Armadilha de Liquidez

Armadilha de Liquidez é processo identificado por Keynes que consiste na situação em que o aumento da oferta de dinheiro, por exemplo, via resgate dos títulos de dívida pública (“quantitative easing”) não tem por consequência a queda da taxa de juros, mas sim a elevação das reservas dos bancos, aplicadas em Tesouraria, e do público não bancário em saldos monetários ociosos.

Nessa circunstância específica de depressão, os agentes econômicos acreditam que a taxa de juros se encontra em nível muito baixo, próxima de zero, e certamente aumentarão em futuro próximo. Assim, a concessão de empréstimos prefixados ou a aquisição de títulos financeiros em longo prazo acarretará perda. Enquanto aguardam mudança na conjuntura, mantêm o dinheiro na forma líquida. Também não gastam enquanto esperam queda de preços em bens e serviços. Economista pré-keynesiano, que pensa em termos de poupança, acredita que os indivíduos guardam o dinheiro apenas para complementar a pensão previdenciária.

Os bancos nos Estados Unidos já têm US$ 1,65 trilhão em reservas depositadas no Federal Reserve acima do valor mínimo exigido pela autoridade monetária. Por sua vez, grandes companhias acumulam enorme quantidade de ativos líquidos.

Desde outubro de 2008, as reservas obrigatórias (10% para os depósitos líquidos) e as excedentes dos bancos no Fed são remuneradas em apenas 0,25% ao ano. O excesso de reservas dos bancos indica que a forte criação de liquidez pelo Fed não aumentou a concessão de crédito no país, principalmente, porque há pouca demanda por financiamento imobiliário.
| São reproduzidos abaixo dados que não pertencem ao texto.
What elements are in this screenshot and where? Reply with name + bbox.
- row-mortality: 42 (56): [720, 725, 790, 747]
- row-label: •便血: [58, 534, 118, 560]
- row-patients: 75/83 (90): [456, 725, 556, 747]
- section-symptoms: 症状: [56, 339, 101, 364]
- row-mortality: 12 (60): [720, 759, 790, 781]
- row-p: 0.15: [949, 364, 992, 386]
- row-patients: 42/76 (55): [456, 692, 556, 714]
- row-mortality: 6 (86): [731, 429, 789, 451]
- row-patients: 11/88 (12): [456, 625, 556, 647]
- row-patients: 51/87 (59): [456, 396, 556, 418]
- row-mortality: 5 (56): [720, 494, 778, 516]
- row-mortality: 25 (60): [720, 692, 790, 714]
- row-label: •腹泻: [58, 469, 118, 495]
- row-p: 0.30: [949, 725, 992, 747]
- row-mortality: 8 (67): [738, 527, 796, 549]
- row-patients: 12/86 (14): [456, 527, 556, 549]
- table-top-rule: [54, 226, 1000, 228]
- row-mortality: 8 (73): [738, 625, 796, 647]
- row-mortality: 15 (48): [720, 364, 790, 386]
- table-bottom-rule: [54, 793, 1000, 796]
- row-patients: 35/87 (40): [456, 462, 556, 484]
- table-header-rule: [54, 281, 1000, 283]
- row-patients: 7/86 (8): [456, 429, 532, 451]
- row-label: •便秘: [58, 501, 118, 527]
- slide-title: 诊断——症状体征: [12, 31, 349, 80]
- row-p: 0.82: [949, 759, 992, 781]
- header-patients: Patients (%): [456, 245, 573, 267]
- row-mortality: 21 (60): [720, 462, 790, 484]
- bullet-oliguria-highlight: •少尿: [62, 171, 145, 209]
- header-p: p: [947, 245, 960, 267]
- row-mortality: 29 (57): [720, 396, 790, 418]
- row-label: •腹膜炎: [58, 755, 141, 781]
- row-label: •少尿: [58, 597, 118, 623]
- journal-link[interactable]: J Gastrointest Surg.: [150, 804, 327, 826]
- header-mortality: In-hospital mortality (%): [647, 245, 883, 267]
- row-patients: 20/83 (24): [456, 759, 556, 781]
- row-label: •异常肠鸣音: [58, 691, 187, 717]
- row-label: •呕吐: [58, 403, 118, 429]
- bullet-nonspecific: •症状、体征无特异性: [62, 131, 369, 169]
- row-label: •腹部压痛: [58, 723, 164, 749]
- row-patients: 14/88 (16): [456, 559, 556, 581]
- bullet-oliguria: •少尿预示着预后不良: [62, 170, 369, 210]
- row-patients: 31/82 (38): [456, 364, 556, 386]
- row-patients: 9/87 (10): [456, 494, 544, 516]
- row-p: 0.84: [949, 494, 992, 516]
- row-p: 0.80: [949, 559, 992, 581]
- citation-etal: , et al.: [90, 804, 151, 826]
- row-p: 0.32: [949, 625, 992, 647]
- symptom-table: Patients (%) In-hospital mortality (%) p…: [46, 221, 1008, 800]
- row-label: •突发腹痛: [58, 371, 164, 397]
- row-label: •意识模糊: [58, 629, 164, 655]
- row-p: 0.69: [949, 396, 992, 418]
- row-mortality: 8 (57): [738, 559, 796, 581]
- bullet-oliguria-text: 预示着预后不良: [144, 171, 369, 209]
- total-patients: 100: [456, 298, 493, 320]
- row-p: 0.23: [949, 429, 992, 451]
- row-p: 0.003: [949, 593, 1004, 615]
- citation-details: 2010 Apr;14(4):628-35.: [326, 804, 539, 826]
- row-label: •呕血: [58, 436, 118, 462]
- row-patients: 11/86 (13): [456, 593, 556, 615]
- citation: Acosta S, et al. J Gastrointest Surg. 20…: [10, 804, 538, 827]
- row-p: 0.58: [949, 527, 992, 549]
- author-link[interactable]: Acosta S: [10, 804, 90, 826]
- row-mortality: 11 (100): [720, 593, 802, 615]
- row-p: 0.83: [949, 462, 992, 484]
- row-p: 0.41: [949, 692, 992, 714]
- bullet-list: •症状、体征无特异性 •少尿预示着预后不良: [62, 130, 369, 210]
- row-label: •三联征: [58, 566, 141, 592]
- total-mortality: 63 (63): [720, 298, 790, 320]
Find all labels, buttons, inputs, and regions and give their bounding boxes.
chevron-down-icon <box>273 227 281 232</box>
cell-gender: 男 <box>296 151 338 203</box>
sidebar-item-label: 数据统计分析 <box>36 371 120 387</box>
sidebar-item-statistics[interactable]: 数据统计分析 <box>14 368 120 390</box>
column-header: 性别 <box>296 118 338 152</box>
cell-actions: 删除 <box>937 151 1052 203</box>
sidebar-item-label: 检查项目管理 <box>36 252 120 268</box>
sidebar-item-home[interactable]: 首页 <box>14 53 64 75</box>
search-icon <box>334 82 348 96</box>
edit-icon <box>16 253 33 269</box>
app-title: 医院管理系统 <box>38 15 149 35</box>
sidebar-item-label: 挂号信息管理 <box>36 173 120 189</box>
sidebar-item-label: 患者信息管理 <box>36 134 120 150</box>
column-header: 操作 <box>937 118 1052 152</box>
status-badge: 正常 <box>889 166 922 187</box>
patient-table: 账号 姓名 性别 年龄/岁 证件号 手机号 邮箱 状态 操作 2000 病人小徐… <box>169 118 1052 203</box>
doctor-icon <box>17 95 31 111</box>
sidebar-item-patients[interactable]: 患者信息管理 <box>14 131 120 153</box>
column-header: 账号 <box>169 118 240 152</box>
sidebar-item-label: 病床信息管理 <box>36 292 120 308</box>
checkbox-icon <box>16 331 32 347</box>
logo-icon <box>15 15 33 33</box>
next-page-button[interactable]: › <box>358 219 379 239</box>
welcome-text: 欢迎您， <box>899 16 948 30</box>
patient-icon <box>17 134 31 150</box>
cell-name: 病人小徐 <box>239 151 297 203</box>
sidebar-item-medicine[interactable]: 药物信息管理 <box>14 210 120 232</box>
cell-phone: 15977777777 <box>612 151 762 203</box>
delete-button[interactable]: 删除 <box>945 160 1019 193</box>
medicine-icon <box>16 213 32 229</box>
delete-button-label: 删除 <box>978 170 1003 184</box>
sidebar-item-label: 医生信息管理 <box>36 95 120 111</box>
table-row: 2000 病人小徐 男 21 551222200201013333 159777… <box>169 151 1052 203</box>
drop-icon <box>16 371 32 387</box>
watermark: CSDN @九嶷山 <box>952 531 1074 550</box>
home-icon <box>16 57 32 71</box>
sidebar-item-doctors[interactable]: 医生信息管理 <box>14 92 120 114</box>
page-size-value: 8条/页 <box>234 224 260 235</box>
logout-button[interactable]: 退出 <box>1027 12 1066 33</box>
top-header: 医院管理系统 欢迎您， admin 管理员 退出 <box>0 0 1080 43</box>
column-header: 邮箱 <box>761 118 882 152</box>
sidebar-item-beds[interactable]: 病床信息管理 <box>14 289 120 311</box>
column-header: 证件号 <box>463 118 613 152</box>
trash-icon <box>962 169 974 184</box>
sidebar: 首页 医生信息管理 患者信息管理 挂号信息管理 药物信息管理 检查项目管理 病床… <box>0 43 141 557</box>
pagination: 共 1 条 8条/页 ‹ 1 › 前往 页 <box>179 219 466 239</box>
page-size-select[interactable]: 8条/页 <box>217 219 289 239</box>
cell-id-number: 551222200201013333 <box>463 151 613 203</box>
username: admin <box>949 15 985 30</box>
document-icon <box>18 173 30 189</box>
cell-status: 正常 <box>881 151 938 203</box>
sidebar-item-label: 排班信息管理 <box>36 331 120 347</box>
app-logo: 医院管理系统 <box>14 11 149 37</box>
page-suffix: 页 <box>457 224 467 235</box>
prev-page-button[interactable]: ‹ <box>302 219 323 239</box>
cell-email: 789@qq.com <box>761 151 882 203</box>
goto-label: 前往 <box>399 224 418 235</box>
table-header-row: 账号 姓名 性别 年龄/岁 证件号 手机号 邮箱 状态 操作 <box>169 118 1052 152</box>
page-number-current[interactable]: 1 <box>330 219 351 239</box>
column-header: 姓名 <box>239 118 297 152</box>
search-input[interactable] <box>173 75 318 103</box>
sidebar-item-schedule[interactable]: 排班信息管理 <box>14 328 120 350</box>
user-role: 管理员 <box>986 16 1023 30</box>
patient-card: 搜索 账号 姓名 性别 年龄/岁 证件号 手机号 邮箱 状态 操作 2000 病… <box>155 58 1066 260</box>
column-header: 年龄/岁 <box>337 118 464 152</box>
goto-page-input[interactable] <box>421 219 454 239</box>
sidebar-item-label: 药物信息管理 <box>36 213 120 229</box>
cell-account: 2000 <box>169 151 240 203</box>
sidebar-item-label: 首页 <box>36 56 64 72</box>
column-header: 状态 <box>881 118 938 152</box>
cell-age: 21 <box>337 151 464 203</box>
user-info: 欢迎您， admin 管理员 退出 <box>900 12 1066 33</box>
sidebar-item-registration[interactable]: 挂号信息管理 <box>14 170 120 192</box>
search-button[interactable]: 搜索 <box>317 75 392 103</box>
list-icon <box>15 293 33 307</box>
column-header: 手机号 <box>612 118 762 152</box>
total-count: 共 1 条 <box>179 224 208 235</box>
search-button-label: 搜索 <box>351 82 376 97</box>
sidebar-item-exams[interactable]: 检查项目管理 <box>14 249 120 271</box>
Outra notícia interessante, para a análise econômica, foi publicada recentemente. Os moradores das cidades japonesas destruídas pelo terremoto seguido por tsunami de 11 de março de 2011 conseguiram reaver mais de 3,6 bilhões de ienes (cerca de R$ 76 milhões). O dinheiro foi encontrado nos escombros por equipes de resgate e por cidadãos, segundo o jornal britânico “Guardian“.

De acordo com a polícia local, dois terços desse valor estavam em 5.700 cofres, todos nas províncias de Fukushima, Iwate e Miyage, as mais afetadas pela tragédia. Destes, 96% já foram identificados e devolvidos aos seus donos. O restante do valor, 1,3 bilhão de ienes (ou cerca de R$ 26 milhões), estava dentro de bolsas e carteiras, na maioria das vezes junto de cartões de crédito. Assim, a polícia conseguiu identificar 85% dos proprietários.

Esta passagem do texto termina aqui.